The fix for this was the massively disgusting, but super effective "make every single machine a DNS zone secondary". Rather than having a simple record cache we just fetched the whole zone if it changed. This actually made DNS quite a bit faster as every machine had a local copy of the zone.. Once that happened distribution returned to normal (20/20/20/20/20) fix for all of our internal services which used DNS for discovery, including snowflake.

This is awesome and completely retconning a 10 year old project for me. I was working on social media analytics at Disney and we were exploring ways to measure twitter conversation of our brands, which led to us attempting to estimate total conversation volume, which is why this technical nuance was relevant to us. It was a wildly experimental time. Thanks for the story!
This thread is amazing.. thank you both for sharing!
Agree, was super excited when I saw reference to the German tank problem as that is immediately what I thought of in the first post.
I dream of the day in the future, possibly in Eden, when I'll have opportunity to discuss the things I've reverse engineered with the guys and gals who actually engineered them. This conversation in enlightening to witness.

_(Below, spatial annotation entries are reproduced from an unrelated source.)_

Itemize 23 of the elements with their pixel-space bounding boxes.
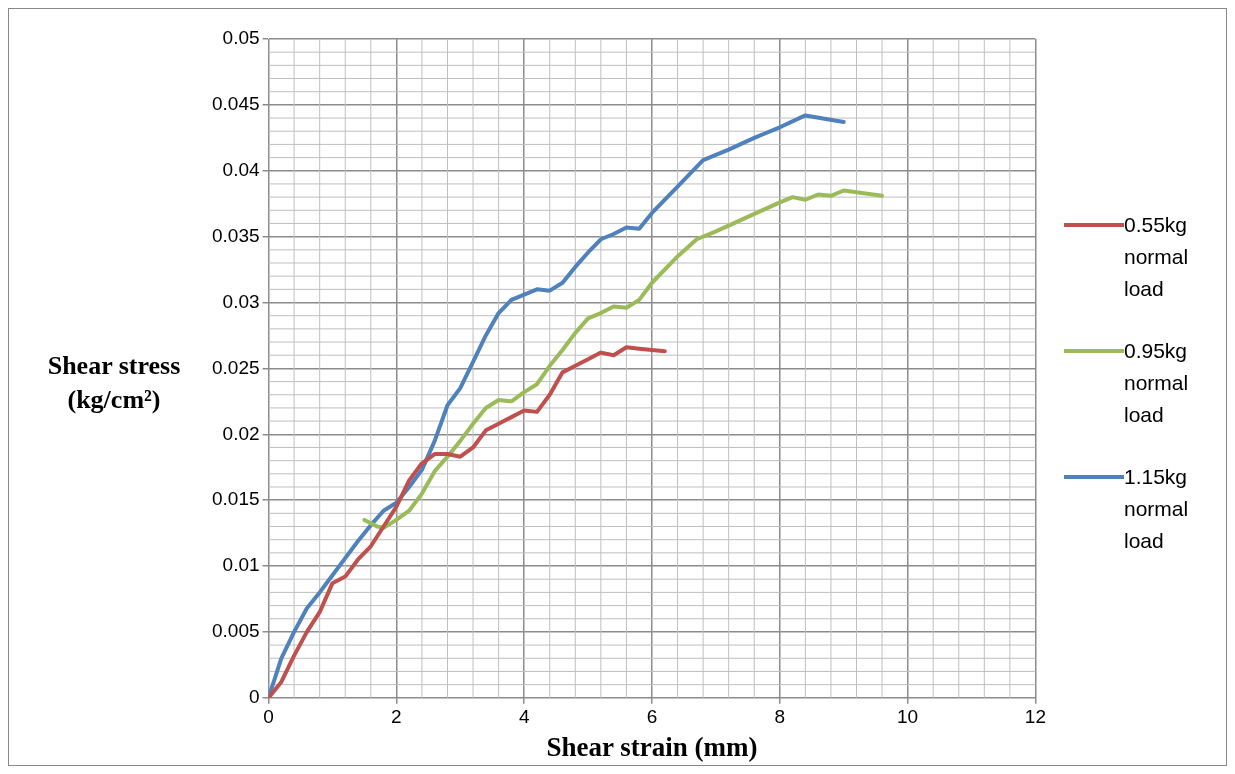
x-tick-label: 4 <box>518 706 530 728</box>
x-axis-title: Shear strain (mm) <box>546 731 758 762</box>
y-tick-label: 0 <box>248 686 260 708</box>
y-tick-label: 0.04 <box>222 158 260 180</box>
y-tick-label: 0.01 <box>222 554 260 576</box>
x-tick-label: 8 <box>774 706 786 728</box>
y-tick-label: 0.035 <box>212 224 260 246</box>
y-tick-label: 0.02 <box>222 422 260 444</box>
y-tick-label: 0.03 <box>222 290 260 312</box>
x-tick-label: 12 <box>1024 706 1046 728</box>
y-tick-label: 0.005 <box>212 620 260 642</box>
y-tick-label: 0.05 <box>222 27 260 49</box>
x-tick-label: 6 <box>646 706 658 728</box>
y-tick-label: 0.015 <box>212 488 260 510</box>
y-tick-label: 0.025 <box>212 356 260 378</box>
x-tick-label: 2 <box>391 706 402 728</box>
x-tick-label: 10 <box>897 706 919 728</box>
legend-label: 1.15kg normal load <box>1124 464 1190 554</box>
legend-label: 0.95kg normal load <box>1124 338 1190 428</box>
y-axis-title: Shear stress (kg/cm²) <box>47 351 181 414</box>
x-tick-label: 0 <box>263 706 274 728</box>
legend-label: 0.55kg normal load <box>1124 212 1190 302</box>
y-tick-label: 0.045 <box>212 93 260 115</box>
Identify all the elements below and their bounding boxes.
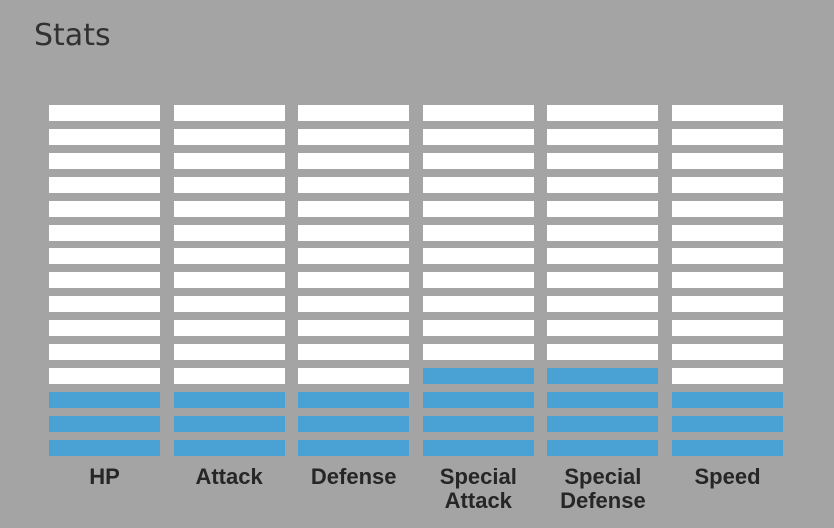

I will have an especially hard time phrasing questions in a respectful manner for the Adobe devs, though ))

Also, totally unrelated Twitter story (because I am nostalgic lately and you reminded me of it)

Early in my time there we had a major, unexpected load spike in the middle of the day. People where tweeting like crazy, breaking records for volume, etc. The system was groaning under strain but it mostly held. Turns out Michael Jackson had died. We sustained 452 (or maybe 457, it was roughly 450-something) tweets a second. this quickly became 1 "MJ" worth of tweets. We informally used this to define load the entire time I was there. Within a few months we got to a point where we were never BELOW 1 MJ, within a year I think we had peaked at double digit MJs and sustained several even in the lowest periods. Before I left we had hit 1 MJ in photo tweets, etc.

Around the time I left we did something like 300 MJ's per second, and I was only there 3 years.

I remember those days before snowflake and Blaine was desperately trying to keep the lights on. It's why no one had time to talk to us (marketers and related disciplines) back then. Even Facebook said "all our focus is on acquiring users. You have no choice but to meet us on our terms because we own the eyeballs." Everything was growing so fast. Hard to believe that was only a decade ago.
Musk claimed a record of 20,000 of tweets per second recently [1]. How does that square with what you’re saying? 300 times 450 is closer to 150,000. Am I missing something?

[1]https://twitter.com/elonmusk/status/1595505413113323520?s=20...

That tweet does not claim 20,000 is a record.

The event also did not reach 20,000, it "almost" hit it.

You’re right. I misinterpreted ‘record usage’. I found a 2013 blog post [1] claiming a 143 thousand tweets per second peak.

[1] https://blog.twitter.com/engineering/en_us/a/2013/new-tweets...

That's interesting; I worked on a different site that also got record traffic when MJ died. I wonder if that happened to every site that had a chat or news feature.

Kind of obvious now, but I bet we could detect major world news just by sampling traffic size of chat sites.